I am familiar with Italy but only the history of Italy of ancient times and I found the people of Dibdin’s Italy as conniving and corrupt as Rome’s founders of several centuries past.  No one can be trusted.  Everyone is out for himself.  It is this realization that Dibdin focuses in on through his story of the grotesque concept of the ratking.  His characters, other than Zen, his mother, and a few friends, are an anti-travelogue for Italy.  In several ways the story is a noir piece akin to John Huston’s noir film Chinatown.  Like Jake Gittes, Aurelio Zen doesn’t have all the answers, and as much as he uses skill to unravel a kidnapping and murder case, he stumbles into and out of answers and danger like Gittes.  In the end instinct and a clear internal code of conduct guides Zen and sets us up for future stories.
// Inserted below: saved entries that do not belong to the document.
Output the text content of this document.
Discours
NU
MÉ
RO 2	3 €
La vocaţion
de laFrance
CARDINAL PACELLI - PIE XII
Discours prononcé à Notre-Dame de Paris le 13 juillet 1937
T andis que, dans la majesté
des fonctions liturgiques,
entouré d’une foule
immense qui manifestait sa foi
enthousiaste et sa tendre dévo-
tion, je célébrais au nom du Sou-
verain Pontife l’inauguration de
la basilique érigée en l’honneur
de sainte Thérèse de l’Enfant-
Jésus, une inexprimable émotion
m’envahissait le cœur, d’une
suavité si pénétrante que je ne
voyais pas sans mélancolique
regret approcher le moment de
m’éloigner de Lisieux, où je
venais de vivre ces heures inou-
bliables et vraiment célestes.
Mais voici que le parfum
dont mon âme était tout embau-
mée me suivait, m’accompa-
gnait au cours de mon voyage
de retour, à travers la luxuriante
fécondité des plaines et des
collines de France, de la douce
Zen is an outsider–a policeman from Venice working in Rome who is shunned by his fellow officers for some past role in working an earlier kidnapping case.  Venetians are looked down upon in Dibdin’s Rome–and the reader gets sucked into stereotypes that at first seem foreign, yet they can easily be replicated in America–how people in one state look down upon another state or region, for example.  The immersion is so deep the reader must stop now and then and ask “am I supposed to know Florencians are aristocratic?”

In Perugia a wealthy patrician calls for help to investigate the kidnapping of a famous friend, a powerful industrialist named Ruggiero Miletti, resulting in a humorous, lengthy passing off of the responsibility until it can land in only one place–our hero’s lap.  The investigation of Miletti’s children becomes the playground for Zen’s sleuthing, despite pressures from every direction to fail at his task, from bosses, government agencies, the family, even the criminals themselves in a nicely strange twist.  The best pacing and action is in the last third of the novel, where Dibdin’s cop is in full stride.  The ending is crafted very well, and includes a jumping off point for future books.

Did Miletti’s own family kidnap him for a ransom to help the family’s failing businesses?   Or did individual family members play some role in this dark web of lies?  … the lavish son Daniele, the ethereal and seductive daughter Cinzia, the perverted son Silvio, the conniving son Pietro…  Is Zen himself just part of the ratking or is that imagery itself flawed?  As Zen forges ahead he learns that his own survival may depend on his ability to adapt and succeed at this single case.  Dibdin’s introduction to Zen in Ratkingreveals a measured character in a very dark world, but a character you will want to see again very soon.

One comment

  1. Great review! My wife and I loved Zen on BBC last summer too. Such a great character and the backdrop of Italy…very cool.